What is a Pneumatic Cylinder?
The basic structure of a pneumatic cylinder is made up of a hollow shaft or tube which contains a plate of the same diameter that usually comes equipped with a long rod or piston. Motion is generated by use of pressurized gas which pushes on the plate to drive the rod to its function.
A pneumatic cylinder is used to generate mechanical motion that starts, continues, or ends a cycle. Depending on the mechanisms involved, there are numerous types of pneumatic cylinders available that suit different functions for a variety of machines.
Types of Pneumatic Cylinders
1. Compact Cylinders – For machines and equipment that are smaller in size, the compact cylinder is the ideal addition. This particular type of pneumatic cylinder is the smallest of all versions and is ideally used for mechanisms that require just a short stroke.
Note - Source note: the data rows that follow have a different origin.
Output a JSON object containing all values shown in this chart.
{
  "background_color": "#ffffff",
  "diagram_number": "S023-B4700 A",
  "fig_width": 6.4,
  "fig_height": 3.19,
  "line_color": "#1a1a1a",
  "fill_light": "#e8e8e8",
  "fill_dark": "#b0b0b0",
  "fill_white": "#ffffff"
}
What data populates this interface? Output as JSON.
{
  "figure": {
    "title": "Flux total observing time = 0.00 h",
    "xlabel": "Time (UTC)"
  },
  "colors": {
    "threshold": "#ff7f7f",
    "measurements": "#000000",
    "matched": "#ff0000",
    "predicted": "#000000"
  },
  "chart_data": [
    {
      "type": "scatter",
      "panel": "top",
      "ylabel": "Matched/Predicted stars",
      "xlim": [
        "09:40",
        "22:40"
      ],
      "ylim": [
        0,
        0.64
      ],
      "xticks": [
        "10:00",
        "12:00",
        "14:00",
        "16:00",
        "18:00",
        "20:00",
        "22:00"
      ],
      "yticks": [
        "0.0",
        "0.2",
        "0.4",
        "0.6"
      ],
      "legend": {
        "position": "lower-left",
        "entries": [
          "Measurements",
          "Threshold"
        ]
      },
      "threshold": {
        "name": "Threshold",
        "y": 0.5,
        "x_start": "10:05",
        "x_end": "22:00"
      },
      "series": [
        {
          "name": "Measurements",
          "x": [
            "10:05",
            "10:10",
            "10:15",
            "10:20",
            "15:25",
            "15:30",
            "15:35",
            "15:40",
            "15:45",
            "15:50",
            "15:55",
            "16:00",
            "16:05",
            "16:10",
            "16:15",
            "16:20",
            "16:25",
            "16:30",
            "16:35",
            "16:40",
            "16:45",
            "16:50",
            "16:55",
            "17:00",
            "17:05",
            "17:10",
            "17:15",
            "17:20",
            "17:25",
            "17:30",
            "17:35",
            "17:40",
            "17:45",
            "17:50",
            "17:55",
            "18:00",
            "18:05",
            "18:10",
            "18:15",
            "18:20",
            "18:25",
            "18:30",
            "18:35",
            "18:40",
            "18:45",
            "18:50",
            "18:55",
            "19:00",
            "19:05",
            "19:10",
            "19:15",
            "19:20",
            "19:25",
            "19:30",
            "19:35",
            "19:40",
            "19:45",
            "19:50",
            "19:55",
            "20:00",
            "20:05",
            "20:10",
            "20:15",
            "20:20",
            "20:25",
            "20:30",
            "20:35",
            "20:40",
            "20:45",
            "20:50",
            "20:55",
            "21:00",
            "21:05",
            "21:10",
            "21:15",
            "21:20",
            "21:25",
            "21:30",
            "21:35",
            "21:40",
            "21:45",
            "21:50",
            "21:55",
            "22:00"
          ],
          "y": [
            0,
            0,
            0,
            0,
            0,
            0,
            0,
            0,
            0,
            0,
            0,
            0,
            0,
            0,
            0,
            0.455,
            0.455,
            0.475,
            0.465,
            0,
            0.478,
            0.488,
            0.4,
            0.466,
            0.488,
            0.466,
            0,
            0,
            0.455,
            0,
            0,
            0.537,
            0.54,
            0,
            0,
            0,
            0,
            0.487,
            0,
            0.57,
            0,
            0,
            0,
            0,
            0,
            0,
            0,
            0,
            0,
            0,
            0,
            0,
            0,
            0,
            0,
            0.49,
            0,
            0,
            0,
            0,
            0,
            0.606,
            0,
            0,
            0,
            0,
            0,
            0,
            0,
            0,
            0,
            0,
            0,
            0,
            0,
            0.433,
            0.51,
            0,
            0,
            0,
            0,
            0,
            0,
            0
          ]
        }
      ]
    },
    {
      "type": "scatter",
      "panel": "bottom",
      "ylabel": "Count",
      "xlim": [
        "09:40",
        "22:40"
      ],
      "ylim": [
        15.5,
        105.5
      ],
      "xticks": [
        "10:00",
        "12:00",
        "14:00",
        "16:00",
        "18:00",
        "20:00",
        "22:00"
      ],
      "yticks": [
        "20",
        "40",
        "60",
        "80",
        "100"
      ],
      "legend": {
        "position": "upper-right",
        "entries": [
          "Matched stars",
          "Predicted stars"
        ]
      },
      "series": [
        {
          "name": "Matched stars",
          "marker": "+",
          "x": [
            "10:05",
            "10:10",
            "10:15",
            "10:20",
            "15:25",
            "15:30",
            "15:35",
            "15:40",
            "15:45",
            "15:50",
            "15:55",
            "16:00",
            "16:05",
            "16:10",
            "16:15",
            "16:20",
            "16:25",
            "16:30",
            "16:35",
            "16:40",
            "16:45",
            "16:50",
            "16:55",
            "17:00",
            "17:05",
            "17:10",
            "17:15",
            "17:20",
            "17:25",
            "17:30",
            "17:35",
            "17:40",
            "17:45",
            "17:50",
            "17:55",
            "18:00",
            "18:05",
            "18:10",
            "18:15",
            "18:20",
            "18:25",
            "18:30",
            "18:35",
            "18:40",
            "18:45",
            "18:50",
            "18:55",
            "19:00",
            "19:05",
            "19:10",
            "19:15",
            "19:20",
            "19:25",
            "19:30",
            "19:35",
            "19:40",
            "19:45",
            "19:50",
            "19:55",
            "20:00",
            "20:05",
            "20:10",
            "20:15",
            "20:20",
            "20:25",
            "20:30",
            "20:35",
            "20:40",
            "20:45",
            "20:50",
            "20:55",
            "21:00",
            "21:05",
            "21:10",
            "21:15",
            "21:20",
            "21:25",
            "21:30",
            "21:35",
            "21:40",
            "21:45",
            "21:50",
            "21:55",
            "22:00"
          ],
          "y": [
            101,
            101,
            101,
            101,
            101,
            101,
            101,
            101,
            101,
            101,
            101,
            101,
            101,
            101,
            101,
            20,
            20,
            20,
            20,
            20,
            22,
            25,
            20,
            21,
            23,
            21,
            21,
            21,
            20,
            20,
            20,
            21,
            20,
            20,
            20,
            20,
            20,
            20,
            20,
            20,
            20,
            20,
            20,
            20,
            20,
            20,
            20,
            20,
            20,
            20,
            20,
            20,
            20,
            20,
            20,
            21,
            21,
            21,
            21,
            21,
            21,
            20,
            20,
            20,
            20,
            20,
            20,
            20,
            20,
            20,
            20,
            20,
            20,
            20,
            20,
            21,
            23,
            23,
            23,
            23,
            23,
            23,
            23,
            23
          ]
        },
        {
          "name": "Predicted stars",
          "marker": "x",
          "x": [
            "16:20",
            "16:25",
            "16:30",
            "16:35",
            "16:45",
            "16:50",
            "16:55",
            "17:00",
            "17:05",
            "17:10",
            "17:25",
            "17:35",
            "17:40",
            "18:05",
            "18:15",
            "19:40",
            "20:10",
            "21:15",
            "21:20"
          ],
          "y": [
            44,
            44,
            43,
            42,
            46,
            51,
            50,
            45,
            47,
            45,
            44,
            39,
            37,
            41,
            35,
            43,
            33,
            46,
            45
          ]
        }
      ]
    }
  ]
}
Traditionally, the compact cylinder is a style reserved solely for single-acting styles which feature just one rod, but double-acting variants are also available.
2. Guided Cylinders – When the rod attached to a pneumatic cylinder exceeds a certain length, it becomes difficult to drive it accurately to its target. That’s why guided cylinders were developed. This type of pneumatic cylinder features a much longer rod which can reach up to double the length of the cylinder itself.
But for the purpose of accuracy, several guide rods and blocks are placed around the rod to ensure that it doesn’t steer away from its intended course for a smooth, straight, linear motion.
3. Rack and Pinion – This pneumatic cylinder type allows the production of angular motion via the same pressured gas mechanism. The addition of rotary actuators make the range of motion possible, and are often capable of creating motions that exceed 360 degrees.
4. Bellows – Featuring elastomeric walls reinforced by two metal end plates, the bellow can create much greater force thanks to its flexible structure. The cylinder can be bent to a certain degree, making it an ideal addition for structures that do not follow a single, straight path.
5. Rodless Cylinders – A space saving alternative, the rodless cylinder generates the same force as many of its piston-bearing counterparts which allows users to save space thanks to the mechanism’s intuitive design.
Guide to Choosing Pneumatic Cylinders
1. Space Restrictions – Because some pneumatic cylinders might take up a significant amount of space, it’s important to understand how much of you’re willing to allot for it. As a general rule, you should be able to take accurate measurements before you go and shop for pneumatic cylinders to ensure that the one you’ve purchased will fit the rig.
2. Motion Requirements – What type of motion does your mechanism require? Will the short stroke of a compact cylinder be enough to aptly perform the task, or do you need something as long as a guided cylinder? When choosing a pneumatic cylinder, it’s essential that you select one that can perform the exact purpose you’re hoping to fulfil as this will greatly affect the efficiency of your machine.
3. Power and Force – There are some machines that require a force just strong enough to pull a button, then there are those that necessitate the displacement of hundreds of pounds worth of metal.
Once you go to shop for pneumatic cylinders, you will find that not all of them can generate the same power and force. Now, depending on the task you want it to perform, you will have to choose something that can create a motion strong enough for seamless performance.
It would be wise to select a pneumatic cylinder that generates more force than you require as this can be calibrated later on. After all, you don’t want to overwork your cylinder by making it work at its limit every time. Buying a model that can perform stronger than what you actually need will allow you to calibrate it at lower than its maximum, saving it from the onslaught of wear and tear.